I was recently at the launch of the Parker Review. Sir John Parker was tasked with chairing a committee to look at the ethnic diversity of the FTSE 100 boards. The headline finding was that 53 of the 100 companies did not have any black or minority ethnic Directors. I think this is a long overdue piece of work and about time we moved the debate from just looking at women on boards so I welcome the research and the report. What most distracted me though was that throughout the report and at the event, the people involved talked about ‘people of colour’ with a definition that said ‘to capture individuals with evident heritage from African, Asian, Middle Eastern and South American regions’.

Of course I’m used to hearing Americans talk about ‘people of color’, but I felt really uncomfortable about this new terminology. The panel were questioned about it at the event. Someone elegantly asked about their choice of nomenclature (I had to look the meaning of this word up). The panel member explained that they had struggled to agree on the correct terminology, but felt that this was the most appropriate because it would be better understood around the world.

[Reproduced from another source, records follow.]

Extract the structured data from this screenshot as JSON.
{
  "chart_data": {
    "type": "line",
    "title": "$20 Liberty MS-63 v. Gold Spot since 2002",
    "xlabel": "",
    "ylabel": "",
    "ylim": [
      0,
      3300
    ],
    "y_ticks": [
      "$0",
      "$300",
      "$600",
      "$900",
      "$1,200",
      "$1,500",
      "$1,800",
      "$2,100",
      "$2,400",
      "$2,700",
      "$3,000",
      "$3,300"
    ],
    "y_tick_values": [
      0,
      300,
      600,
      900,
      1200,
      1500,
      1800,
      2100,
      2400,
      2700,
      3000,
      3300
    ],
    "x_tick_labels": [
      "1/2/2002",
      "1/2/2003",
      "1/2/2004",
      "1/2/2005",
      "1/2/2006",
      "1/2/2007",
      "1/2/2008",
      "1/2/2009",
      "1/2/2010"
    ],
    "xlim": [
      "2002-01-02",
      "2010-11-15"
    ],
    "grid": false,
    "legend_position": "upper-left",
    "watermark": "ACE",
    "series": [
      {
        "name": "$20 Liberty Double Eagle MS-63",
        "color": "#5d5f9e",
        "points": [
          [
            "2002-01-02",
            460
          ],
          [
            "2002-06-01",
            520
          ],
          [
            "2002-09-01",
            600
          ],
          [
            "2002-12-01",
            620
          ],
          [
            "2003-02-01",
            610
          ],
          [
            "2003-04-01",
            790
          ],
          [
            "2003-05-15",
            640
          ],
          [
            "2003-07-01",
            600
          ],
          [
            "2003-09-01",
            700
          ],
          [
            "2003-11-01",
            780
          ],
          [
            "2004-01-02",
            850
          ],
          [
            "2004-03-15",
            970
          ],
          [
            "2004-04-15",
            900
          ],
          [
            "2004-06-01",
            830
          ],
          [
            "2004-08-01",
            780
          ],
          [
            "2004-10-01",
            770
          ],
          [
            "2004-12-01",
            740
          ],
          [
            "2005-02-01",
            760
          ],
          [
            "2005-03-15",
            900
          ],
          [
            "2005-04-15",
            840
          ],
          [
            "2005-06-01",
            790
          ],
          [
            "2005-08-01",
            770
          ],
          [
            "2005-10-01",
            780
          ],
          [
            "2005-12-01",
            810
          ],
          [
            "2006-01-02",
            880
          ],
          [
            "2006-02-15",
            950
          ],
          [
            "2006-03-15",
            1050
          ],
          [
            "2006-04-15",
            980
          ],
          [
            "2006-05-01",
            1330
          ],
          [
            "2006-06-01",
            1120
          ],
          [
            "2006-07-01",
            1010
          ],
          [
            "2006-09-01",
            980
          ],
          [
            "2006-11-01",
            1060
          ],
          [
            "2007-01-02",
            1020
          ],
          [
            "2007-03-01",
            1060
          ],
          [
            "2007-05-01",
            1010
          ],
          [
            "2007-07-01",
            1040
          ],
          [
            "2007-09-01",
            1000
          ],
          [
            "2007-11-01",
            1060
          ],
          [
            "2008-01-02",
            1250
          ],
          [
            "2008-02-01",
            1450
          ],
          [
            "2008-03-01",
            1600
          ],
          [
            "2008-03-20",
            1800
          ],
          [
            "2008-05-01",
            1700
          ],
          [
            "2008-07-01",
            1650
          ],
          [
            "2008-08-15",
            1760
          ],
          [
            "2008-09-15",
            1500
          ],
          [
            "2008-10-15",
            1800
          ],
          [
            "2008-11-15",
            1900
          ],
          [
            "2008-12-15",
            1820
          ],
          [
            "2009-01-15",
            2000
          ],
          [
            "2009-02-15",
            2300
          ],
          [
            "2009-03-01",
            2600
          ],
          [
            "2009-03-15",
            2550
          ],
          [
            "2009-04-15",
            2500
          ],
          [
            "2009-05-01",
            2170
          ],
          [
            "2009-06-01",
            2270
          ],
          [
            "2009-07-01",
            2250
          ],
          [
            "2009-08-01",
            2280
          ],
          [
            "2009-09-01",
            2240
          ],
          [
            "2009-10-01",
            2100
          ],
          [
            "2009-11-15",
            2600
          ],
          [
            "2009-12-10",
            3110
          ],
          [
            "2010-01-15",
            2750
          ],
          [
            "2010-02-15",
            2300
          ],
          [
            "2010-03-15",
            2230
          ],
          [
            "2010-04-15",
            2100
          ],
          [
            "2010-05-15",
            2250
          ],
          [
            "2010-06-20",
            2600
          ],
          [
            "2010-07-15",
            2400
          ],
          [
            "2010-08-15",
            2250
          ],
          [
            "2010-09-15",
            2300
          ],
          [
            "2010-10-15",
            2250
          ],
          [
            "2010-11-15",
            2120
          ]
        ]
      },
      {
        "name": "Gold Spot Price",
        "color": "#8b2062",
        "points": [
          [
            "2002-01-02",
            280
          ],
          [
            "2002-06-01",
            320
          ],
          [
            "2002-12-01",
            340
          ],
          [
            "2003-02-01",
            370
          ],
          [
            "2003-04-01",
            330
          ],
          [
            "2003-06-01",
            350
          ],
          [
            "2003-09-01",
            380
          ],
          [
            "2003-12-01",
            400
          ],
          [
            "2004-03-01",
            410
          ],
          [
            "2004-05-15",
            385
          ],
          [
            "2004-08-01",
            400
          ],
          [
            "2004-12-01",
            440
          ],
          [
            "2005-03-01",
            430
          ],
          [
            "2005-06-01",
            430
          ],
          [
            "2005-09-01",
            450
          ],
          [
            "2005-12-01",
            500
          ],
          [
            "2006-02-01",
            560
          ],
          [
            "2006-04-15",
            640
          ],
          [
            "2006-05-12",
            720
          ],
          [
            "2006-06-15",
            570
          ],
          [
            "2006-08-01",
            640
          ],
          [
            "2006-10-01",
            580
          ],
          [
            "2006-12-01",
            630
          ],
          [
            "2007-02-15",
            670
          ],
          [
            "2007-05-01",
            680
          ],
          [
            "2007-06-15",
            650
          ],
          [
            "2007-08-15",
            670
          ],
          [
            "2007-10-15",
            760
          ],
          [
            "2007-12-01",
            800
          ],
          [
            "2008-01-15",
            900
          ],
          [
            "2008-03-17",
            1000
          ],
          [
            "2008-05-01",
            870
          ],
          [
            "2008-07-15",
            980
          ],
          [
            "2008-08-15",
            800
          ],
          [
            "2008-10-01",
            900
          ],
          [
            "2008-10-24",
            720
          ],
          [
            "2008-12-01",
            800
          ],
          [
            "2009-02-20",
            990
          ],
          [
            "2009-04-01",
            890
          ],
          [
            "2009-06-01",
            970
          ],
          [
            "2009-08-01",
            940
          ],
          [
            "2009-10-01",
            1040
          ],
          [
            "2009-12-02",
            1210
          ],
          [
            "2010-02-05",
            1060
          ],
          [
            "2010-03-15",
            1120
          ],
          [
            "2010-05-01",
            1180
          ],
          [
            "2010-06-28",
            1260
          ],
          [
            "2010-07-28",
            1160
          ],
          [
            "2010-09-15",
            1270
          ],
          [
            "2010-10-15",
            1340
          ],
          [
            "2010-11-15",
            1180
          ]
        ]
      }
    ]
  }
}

I’m not so sure. My sense is that this term just bunches together vastly different heritages and cultures with the only common distinction that they are not white, and by the way, when did white stop being a colour? 

I wonder if sometimes we can get so hung up on the terminology that we lose the real point of the conversation. When I entered the world of D&I, someone I highly respect suggested that it was not so much about the terminology, but the intent behind the use of it. My CEO at the time had just spoken at a conference and had talked about handicapped people rather than disabled people and I thought we would be asked to leave – it was not the case.

I’m also not comfortable with the recent use of the term queer to describe someone gay. I’m told that in the States, many young gay people describe themselves as queer. This I guess goes to the nub of question. I guess it should be down to the individual. If someone wants to be described as queer, then I should drop my bias and respect their wish. I have never though, been asked by an individual to call them a person of colour. Maybe Black, Chinese, Asian, but not a person of colour. I would suggest that perhaps this committee, by trying to do the right thing, has complicated the conversation and distracted us from what is most important. The fact that ‘out of 1,087 director positions in the FTSE 100, only 8% of positions are held by directors of colour, of which 1.5% are UK citizens, despite the fact that 14% of the total UK population is from a non-white ethnic group (up from 2% in 1971). Seven companies account for over one-third of directors of colour in the FTSE 100, whilst 53 of the FTSE 100 do not have any directors of colour at all.’

So congratulations to the Review Committee and let’s get behind their recommendation that FTSE 100 Boards should have at least one director of colour by 2021. Let’s keep debating the terminology though. Perhaps listen to our friends, colleagues and neighbours from ethnic minority communities and make sure that how we ‘label’ someone doesn’t end up taking away their real identity.